Kahn’s version of Poltergeist is a rare example of a book written after a movie is released, which results in a riveting read. The book has the same premise as the movie, but Kahn adds some wonderfully creepy accompaniments.
For example, there is a scene that further involves the famous clown doll. In the book, during his birthday party, Robbie is in the midst of a treasure hunt his mother has set up. He follows one of her clues that leads him to the grill out in the back yard. As he puts his hand into it, searching for a another hint, something bites him. When he investigates, he finds the clown doll “grinning devilishly, a little too broadly… This didn’t make sense… the clown had been up in the bedroom just before the party; Robbie had seen it there; he was certain. Sitting right up in the rocking chair. Now it grinned at him from a funny angle, caught between two bricks.
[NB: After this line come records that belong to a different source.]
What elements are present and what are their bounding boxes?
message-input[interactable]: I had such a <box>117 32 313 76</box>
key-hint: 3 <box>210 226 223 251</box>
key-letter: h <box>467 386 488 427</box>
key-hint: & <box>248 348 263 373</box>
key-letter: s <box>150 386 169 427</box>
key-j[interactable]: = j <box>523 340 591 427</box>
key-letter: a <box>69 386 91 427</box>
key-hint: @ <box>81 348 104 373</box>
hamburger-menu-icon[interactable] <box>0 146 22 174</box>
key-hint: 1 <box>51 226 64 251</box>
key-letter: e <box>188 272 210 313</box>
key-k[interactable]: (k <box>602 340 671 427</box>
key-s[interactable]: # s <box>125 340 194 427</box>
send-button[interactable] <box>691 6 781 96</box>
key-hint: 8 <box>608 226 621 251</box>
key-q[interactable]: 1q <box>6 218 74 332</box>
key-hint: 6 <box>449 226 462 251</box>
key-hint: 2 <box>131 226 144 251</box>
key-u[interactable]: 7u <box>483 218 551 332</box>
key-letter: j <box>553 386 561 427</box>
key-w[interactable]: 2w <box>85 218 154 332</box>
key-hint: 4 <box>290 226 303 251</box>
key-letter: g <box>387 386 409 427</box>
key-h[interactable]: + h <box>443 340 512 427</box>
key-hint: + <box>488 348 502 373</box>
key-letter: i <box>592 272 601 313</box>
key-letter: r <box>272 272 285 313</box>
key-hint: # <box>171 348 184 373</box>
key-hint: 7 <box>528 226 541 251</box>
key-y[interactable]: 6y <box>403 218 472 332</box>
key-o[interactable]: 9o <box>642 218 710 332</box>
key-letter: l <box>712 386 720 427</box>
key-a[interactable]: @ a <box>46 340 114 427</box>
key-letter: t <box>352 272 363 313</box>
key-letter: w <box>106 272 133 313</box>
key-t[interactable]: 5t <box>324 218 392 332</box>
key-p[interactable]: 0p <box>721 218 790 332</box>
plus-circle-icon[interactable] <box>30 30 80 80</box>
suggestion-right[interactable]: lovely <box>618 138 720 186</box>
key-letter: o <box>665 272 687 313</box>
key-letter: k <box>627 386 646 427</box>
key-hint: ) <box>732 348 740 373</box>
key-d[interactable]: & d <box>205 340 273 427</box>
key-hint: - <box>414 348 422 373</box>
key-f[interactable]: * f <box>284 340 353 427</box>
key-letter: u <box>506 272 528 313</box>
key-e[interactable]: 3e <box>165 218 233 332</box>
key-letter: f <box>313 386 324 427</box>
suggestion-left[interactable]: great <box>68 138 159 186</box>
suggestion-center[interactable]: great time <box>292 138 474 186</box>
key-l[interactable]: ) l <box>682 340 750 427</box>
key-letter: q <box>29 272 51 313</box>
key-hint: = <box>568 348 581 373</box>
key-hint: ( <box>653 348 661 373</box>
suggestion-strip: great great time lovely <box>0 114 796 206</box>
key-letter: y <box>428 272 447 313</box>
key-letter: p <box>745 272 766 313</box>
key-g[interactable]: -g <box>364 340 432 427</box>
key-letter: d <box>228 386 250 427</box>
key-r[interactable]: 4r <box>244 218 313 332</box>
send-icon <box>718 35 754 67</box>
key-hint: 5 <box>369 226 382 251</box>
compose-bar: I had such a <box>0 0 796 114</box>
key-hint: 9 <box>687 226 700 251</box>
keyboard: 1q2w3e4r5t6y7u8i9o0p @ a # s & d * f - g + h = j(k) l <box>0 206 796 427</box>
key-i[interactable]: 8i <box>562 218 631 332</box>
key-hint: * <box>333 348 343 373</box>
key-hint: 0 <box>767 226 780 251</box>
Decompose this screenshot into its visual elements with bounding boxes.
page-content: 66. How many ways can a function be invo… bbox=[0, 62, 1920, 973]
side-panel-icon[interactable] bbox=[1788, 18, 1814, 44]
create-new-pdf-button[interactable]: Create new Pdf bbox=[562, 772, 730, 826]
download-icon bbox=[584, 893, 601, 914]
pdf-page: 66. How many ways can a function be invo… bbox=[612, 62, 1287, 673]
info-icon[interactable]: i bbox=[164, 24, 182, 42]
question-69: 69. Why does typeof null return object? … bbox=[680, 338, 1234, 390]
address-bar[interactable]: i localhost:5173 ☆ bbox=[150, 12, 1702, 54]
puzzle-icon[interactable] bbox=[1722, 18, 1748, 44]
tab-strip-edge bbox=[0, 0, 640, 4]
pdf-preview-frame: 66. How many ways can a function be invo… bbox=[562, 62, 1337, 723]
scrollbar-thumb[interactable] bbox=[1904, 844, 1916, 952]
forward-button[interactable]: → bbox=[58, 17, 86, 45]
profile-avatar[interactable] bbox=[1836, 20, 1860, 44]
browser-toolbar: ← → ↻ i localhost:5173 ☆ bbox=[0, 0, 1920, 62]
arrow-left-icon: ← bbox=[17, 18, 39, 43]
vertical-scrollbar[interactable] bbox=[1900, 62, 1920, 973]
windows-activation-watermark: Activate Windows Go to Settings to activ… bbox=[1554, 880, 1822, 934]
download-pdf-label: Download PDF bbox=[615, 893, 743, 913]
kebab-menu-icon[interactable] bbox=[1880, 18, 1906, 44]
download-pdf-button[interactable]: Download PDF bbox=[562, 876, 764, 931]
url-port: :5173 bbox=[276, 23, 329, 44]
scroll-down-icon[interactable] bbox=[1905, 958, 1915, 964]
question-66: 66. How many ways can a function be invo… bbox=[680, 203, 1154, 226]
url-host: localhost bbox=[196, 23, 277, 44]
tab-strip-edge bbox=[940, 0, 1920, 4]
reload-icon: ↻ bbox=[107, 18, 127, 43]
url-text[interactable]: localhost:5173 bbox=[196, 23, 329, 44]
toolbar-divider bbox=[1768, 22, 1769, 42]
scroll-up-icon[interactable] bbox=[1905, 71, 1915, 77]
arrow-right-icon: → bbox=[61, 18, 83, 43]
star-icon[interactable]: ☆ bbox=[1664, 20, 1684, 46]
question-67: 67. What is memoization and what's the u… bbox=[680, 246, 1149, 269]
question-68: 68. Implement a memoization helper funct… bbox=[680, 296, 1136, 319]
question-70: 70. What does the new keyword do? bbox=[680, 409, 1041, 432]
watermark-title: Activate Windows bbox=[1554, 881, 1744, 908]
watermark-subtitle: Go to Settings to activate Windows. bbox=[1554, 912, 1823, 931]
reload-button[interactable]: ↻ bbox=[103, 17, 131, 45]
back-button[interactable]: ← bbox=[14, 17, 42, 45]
Finally, Dr. Lesh calls in a medium to investigate the case. Tangina Barrens (played Zelda Rubinstein in the movie), is one of the most superb aspects of the film, but gets minimal screen time. The unforgettable scene when she coaxes the trapped spirits on “the other side” to go to the light is a mainstay in horror movie pop culture:
“Cross over, children. All are welcome. Go into the light! There is peace and serenity in the light.”
Her presence is expanded in Kahn’s version. The reader is brought into her dark world of night terrors in which she becomes entangled with the spirit world. In the book she is not asked by Dr. Lesh to help the Freelings, but instead leads Lesh and her team to the Freelings house during a lucid dream about Carol Anne.
In the dreams she has involving Carole Anne, she sees a flame spirit, a tree spirit, and hundreds of lost souls, including Carole Anne. She also senses something darker in the murky space, something she calls “The Beast”. She later learns its true name is “gHala”. Tangina can tap into the beast’s poisonous thoughts and ends up battling him on the other side in series of ethereal and absorbing scenes.
While these scenes add wonderful dimension to what we already have in the film, they would have been hard to shoot. Hooper’s film is beautifully shot and its special effects were ahead of their time, keeping the story’s integrity in place. The film won a BAFTA Award and was nominated for an Academy Award for Best Special Effects.
JoBeth Williams disclosed during an episode of VH1’s I Love the 80s that during filming, real human skeletons were used while shooting the swimming pool scene because they were cheaper than manufacturing them.
Some say that the use of human remains led to the supposed curse of the film trilogy. Four of the cast members died in the six years between the release of the first film and the release of the third. Two of those who died prematurely were from the first film: Dominique Dunne, who played Dana, was strangled to death in 1982 at the age of 22 by a jealous boyfriend; and in 1988 Heather O’Roarke, who played Carole Anne, died at the age of 12 from complications of Crohn’s disease.
In the sequel, Poltergeist II, Julian Beck who played Kane, died of stomach cancer in 1985; and Will Sampson, who played Taylor the Medicine Man, died of kidney failure in 1987. Zelda Rubenstein died at 76 earlier this year from seemingly natural causes.
In addition to the creepy things that happened to those who worked on the film, Kahn told People Magazine that as he was writing the book, right after he wrote the line, “Lightning ripped open the sky”, the building he was sitting in was struck my lightning and all the arcade games inside turned on and began to play by themselves. (“Poltergeist”, Casaforte, 10 January 2010).
With its impressive special effects, fantastic acting, and wonderful writing, Poltergeist continues as a classic haunted house film, and its book accompaniment is worthy in its own right as a nail-biting, spellbinding read.